While competitors like Pure Storage use scale-up architecture (which adds SSDs to enhance a node’s capacity) and EMC’s ExtremeIO uses scale-out (which allows for the addition of entire new nodes) Maskit said an advantage of the Kaminario technology is that it does both. While the original architecture was scale-out, v5, which was introduced last year, added scale-up capability.

“You can add additional shelves to our dual controller architecture – with both of our controllers being active – and you can also scale out to add new nodes,” Maskit said. “It’s a no-compromise architecture which allows you to cater to your needs.”

Kaminario sells to a broadly defined mid-range enterprise category – between $100 million and $5 billion in revenue.

“We can cater to such a range because of our architecture, because you can start small with a 45-90 TB array, and then expand as needed,” Maskit added.
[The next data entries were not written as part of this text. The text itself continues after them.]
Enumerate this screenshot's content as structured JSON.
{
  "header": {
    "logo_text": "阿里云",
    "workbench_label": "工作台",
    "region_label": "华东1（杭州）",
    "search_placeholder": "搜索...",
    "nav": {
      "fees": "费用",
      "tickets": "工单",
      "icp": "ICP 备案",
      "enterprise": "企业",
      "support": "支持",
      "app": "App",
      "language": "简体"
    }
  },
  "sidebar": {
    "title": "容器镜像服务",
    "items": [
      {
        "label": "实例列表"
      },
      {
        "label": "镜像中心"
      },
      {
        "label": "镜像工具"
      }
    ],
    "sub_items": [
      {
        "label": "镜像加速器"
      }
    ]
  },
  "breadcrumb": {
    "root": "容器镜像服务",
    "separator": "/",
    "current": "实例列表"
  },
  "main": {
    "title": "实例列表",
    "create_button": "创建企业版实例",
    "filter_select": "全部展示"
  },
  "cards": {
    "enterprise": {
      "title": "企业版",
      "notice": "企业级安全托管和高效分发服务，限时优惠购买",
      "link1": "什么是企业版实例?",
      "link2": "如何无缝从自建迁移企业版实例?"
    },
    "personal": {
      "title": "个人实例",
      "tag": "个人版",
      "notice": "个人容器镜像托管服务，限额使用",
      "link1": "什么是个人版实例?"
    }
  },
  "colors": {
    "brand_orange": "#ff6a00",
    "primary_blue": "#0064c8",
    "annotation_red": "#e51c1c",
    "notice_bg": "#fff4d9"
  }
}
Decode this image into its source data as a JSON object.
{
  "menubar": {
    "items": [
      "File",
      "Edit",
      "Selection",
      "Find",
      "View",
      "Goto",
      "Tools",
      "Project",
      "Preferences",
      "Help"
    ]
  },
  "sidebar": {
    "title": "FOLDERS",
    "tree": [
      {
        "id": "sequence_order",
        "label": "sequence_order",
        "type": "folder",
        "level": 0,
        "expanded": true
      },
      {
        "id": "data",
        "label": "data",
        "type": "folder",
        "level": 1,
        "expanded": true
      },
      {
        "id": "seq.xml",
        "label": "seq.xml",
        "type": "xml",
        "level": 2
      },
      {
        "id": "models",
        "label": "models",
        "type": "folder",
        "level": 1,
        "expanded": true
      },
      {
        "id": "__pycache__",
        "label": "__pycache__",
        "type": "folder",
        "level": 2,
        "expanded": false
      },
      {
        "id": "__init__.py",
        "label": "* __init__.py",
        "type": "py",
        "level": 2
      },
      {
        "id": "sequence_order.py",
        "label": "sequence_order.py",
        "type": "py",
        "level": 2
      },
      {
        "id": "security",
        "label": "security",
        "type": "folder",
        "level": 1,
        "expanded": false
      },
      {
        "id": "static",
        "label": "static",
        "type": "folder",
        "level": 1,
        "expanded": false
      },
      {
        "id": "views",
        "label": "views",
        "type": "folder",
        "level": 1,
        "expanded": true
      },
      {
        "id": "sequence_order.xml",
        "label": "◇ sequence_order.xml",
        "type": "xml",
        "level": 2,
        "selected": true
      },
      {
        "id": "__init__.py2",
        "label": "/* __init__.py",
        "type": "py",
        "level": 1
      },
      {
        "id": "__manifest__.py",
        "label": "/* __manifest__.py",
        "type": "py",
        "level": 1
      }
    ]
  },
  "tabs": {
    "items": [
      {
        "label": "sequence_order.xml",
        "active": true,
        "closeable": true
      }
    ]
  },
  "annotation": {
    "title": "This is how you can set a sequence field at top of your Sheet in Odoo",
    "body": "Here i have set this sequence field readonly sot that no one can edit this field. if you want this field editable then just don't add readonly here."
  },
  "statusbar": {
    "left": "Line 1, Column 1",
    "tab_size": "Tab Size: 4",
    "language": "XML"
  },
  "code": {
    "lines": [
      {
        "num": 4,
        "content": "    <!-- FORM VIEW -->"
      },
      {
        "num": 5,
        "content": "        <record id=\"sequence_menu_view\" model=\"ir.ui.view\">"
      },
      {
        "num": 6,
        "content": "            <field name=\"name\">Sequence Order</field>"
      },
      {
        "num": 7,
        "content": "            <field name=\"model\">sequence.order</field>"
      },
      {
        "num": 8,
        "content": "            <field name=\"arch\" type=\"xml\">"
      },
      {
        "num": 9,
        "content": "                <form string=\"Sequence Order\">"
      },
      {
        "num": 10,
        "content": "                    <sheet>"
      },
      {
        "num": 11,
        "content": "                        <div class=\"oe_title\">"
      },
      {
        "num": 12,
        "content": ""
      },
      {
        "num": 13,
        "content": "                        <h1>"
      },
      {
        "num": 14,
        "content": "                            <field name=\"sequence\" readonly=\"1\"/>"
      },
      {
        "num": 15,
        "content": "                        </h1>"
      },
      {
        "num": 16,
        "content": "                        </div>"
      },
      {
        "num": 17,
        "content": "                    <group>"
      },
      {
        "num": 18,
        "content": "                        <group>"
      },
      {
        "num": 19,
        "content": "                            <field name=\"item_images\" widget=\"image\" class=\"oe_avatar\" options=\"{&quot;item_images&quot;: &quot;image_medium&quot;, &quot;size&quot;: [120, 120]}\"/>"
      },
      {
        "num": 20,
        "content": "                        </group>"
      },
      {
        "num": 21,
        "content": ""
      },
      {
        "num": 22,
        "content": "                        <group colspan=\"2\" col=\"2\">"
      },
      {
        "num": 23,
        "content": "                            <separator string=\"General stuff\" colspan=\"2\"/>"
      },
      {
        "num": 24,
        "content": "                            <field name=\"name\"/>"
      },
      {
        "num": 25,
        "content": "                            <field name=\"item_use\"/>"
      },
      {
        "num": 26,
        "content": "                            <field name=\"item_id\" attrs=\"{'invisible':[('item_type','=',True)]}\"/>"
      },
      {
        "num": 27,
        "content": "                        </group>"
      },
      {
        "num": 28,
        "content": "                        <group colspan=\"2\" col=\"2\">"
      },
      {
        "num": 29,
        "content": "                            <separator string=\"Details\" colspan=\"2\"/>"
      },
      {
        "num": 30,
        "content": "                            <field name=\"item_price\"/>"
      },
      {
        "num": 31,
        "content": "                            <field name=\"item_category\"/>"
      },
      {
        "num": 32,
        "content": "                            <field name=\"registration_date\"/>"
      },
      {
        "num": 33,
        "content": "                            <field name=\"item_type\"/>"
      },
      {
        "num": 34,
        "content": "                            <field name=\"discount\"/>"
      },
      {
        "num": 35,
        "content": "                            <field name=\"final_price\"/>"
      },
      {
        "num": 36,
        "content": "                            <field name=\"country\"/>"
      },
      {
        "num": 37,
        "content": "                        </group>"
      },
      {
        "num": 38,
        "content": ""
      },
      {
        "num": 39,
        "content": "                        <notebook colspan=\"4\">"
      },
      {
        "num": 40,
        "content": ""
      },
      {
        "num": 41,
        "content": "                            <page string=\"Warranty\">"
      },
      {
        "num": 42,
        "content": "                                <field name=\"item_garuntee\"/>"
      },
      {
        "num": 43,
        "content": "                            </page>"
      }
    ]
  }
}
Last year’s v5 was able to cut the price of all-flash to $2/GB usable. v5.5 halves that again, cutting the average price to under $1/GB usable.

shai - headshot

Shai Maskit, Senior Product Manager at Kaminario

“This is a very destructive price,” Maskit said. “At this price, the all-flash data centre becomes a reality. Flash is no longer a single application for a single pain point.”

Maskit said Kaminario’s metrics calculation does assume deduplication, but is also premised on usable GB, and is not premised on being on the largest possible system.

“To maintain our sustainable competitive differentiation, we are guaranteeing a minimum of 3-1 data reduction ratio, and if the customer does not reach that, we will give them free extra hardware to get to that capacity and fulfill the guarantee,” he said.

Kaminario also announced it is the first storage vendor to deploy the new 3D NAND TLC SSDs.

“Our architecture lets us adopt any new technology which is mature and cost efficient, which is why we are able to deploy this so quickly,” Maskit said. These new high-capacity SSDs double effective capacity to more than 360TB per K-block, and let a single K2 array scale to multi petabytes. They are also the major reason for the halving of the cost of the flash to $1/GB.

“The efficiencies created by our ability to very easily fit in new these new TLC-based high capacity drives really are a testimony to our successful and robust architecture,” he added.

Kaminario also announced that v 5.5 includes native array-based asynchronous replication, based on K2’s snapshot capabilities.

“This completes our DR capabilities, letting customers replicate data anywhere across different K2 configurations, and also allow easy DR testing,” Maskit said. While K2 had replication previously, it was not native-based, and relied on tight integration with the application layer.

Finally, Kaminario announced its Perpetual Array Customer Success Program, which allows users to mix and match different generations of technologies within the same v5.5 system. It allows for hardware upgrading without downtime or forklift upgrades.

“The Perpetual Array is a concept which stresses flexibility for the customer, and how our mixing and matching of controllers and SSDs lets them take control of their storage future to grow without a forklift upgrade,” Maskit said.

K2 v5.5 will be generally available in Q3 2015. All new features in v5.5 are also available for existing customers through a non-disruptive upgrade.